Sumber-sumber dekat dengan Fahssi menggambarkan kritik tersebut sebagai "kontroversi yang direkayasa", menyarankan bahwa hal itu merupakan bagian dari pola yang lebih luas dalam menargetkan seniman muda yang menantang norma melalui ekspresi tidak konvensional.

Berbicara kepada AR, sumber-sumber yang sama menekankan bahwa konser berlangsung tanpa insiden dan dalam batas-batas pertunjukan seni.
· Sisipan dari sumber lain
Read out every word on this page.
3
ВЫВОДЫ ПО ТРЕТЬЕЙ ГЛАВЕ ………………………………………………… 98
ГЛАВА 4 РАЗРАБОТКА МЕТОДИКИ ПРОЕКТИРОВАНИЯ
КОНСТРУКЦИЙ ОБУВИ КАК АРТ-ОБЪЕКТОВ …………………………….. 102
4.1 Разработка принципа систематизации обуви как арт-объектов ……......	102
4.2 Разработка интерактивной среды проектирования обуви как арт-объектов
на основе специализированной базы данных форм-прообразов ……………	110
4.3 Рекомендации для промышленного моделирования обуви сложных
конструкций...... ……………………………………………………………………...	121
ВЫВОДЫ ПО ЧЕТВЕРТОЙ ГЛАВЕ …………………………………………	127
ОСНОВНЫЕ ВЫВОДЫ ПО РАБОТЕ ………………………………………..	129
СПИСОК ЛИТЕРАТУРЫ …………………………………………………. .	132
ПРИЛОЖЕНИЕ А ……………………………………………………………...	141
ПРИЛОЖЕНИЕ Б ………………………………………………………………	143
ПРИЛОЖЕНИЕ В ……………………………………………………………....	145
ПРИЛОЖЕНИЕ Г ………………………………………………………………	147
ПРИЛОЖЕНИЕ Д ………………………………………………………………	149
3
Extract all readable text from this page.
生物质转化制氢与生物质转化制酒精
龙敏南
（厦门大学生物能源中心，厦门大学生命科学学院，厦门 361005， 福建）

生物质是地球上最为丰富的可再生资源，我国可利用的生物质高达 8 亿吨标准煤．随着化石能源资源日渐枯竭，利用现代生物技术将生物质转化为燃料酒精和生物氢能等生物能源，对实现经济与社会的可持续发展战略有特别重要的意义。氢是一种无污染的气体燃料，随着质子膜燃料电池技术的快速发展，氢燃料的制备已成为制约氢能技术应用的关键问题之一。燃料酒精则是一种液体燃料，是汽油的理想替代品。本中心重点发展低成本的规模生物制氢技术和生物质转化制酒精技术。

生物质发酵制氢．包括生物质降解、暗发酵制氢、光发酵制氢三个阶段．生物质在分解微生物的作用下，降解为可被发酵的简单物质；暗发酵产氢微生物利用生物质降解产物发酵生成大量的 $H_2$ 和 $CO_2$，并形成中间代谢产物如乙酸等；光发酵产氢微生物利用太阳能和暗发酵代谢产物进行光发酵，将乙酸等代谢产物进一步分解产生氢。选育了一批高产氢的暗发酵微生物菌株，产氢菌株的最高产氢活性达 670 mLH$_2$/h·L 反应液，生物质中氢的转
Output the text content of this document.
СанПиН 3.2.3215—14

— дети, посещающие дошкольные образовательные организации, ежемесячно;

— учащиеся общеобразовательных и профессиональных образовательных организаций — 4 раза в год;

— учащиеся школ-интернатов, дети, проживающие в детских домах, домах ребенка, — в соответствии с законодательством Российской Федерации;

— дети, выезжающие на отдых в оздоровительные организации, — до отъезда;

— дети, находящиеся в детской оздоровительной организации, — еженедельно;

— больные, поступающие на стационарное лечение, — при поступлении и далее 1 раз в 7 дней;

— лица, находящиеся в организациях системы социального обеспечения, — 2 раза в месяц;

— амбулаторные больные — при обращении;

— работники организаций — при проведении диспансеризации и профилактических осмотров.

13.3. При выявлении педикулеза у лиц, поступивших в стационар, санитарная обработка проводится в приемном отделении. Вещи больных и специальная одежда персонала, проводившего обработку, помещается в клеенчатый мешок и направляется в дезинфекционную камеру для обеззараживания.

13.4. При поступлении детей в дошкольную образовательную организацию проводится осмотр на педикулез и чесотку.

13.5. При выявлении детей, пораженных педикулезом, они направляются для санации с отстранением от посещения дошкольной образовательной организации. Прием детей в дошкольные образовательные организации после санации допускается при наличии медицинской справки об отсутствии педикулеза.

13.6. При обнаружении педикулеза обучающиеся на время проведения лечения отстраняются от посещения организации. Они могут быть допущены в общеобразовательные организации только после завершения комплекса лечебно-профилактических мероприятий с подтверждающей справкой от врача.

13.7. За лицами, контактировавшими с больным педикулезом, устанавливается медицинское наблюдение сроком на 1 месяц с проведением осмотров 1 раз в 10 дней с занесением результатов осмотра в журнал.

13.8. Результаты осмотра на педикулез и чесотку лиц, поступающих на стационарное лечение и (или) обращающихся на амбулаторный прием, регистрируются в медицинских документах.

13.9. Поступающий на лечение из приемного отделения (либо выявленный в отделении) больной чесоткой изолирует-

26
Mereka menyoroti gaya Toto yang khas sebagai representasi budaya jalanan serta komitmennya dalam menyampaikan isu-isu generasi melalui lirik yang lugas dan tidak disensor, yang telah membuatnya sangat populer, terutama di kalangan pemuda di Maroko maupun luar negeri.

“Sayang sekali bila sebuah pertunjukan yang memecahkan rekor dan sukses secara artistik harus direduksi hanya menjadi detail-detail superfisial,” kata seorang sumber. “Mengabaikan dampak budaya dan resonansi publik dari pertunjukan tersebut demi mencari-cari kesalahan merupakan tindakan yang pilih-pilih dan tidak adil.”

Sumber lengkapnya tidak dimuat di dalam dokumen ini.